Picker reportedly died at his home in New York. He was 87.
THR credits Picker with bringing James Bond, the Beatles and Steve Martin to the movies. He was just 38 years old when he became president and chief operating officer of United Artists in 1969, and later ran both Paramount and Columbia.
“In 1956, having graduated from Dartmouth College and served in the U.S. Army, Picker got a job at UA in the advertising and publicity department,” THR reports. “Two years later, he was made assistant to head of production Max Youngstein, and when Youngstein left the company in 1962, Picker was elevated to his position.”
He immediately began to make major contributions to the company’s success.

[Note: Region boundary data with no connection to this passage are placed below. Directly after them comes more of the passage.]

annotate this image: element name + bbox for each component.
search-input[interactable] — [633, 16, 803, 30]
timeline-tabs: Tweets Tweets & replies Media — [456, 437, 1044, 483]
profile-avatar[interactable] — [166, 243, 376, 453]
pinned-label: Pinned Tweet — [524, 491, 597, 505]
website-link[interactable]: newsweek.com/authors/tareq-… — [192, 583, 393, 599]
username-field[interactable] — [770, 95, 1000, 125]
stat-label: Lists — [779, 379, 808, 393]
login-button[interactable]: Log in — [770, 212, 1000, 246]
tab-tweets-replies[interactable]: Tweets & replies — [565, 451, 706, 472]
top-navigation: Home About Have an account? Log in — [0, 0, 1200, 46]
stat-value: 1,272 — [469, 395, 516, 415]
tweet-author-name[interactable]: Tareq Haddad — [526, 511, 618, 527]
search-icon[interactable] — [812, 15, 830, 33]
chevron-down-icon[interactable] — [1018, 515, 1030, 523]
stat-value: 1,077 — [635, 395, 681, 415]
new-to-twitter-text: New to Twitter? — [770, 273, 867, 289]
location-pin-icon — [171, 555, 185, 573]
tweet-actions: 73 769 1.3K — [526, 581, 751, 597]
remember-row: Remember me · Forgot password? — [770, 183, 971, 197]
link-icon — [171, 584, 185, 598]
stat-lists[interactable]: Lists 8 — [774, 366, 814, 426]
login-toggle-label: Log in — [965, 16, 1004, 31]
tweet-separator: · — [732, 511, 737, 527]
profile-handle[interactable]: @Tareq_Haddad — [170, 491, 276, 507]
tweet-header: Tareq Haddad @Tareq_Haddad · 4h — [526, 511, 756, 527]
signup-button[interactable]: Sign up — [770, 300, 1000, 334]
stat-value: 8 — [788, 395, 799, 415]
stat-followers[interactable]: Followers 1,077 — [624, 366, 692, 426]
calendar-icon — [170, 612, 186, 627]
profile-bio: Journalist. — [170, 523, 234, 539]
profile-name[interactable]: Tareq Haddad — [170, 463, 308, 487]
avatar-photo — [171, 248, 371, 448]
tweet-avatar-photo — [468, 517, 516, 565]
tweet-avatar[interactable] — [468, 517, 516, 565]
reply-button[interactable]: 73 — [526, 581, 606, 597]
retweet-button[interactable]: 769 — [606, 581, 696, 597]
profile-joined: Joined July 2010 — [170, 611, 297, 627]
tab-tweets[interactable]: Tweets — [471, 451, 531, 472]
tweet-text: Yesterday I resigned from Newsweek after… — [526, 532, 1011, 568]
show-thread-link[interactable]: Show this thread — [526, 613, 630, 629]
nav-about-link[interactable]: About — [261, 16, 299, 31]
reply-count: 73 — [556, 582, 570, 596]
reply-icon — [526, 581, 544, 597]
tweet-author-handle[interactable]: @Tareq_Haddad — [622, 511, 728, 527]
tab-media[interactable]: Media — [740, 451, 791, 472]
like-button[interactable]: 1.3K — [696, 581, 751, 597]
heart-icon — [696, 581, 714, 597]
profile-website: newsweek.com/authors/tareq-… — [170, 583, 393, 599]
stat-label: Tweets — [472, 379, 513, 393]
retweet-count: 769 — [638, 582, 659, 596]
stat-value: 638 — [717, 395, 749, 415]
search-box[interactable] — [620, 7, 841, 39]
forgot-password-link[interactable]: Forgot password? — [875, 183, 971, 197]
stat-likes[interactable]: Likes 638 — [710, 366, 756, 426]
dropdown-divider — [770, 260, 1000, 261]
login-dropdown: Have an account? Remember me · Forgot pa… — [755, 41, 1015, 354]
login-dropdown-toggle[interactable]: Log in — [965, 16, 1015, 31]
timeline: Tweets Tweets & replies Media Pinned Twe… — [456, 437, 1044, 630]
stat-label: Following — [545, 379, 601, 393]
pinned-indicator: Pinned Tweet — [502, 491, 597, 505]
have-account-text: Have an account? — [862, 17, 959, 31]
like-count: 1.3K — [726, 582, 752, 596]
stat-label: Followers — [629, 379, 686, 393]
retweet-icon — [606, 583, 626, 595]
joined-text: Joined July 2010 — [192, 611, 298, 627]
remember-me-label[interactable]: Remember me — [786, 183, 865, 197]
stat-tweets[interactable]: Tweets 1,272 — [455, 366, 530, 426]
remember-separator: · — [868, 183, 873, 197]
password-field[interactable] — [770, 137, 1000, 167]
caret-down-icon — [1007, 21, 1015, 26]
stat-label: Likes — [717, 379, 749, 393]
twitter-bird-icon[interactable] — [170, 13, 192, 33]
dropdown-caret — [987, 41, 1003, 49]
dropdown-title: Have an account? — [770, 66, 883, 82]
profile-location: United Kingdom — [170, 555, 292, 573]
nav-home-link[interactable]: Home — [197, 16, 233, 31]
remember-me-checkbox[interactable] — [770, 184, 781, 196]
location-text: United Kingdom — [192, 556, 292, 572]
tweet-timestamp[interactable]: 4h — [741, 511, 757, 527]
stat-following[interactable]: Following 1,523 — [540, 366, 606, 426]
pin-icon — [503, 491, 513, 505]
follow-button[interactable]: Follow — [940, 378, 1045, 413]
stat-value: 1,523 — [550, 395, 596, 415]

“Seeking a property for Alfred Hitchcock, he acquired the rights to Ian Fleming’s James Bond novels and fought for Sean Connery to star in the first adaptation, 1962’s ‘Dr. No,’ which was ultimately directed by Terence Young and spawned a franchise that continues to draw masses — and bear the UA name — to this day,” THR notes.
Picker later recommended that UA make “a low-budget documentary” about the young British band the Beatles, THR reports. The project became 1964’s “A Hard Day’s Night.”
After leaving Paramount in 1979, Picker returned to independent producing with Carl Reiner’s “The Jerk,” which made a movie star of Steve Martin.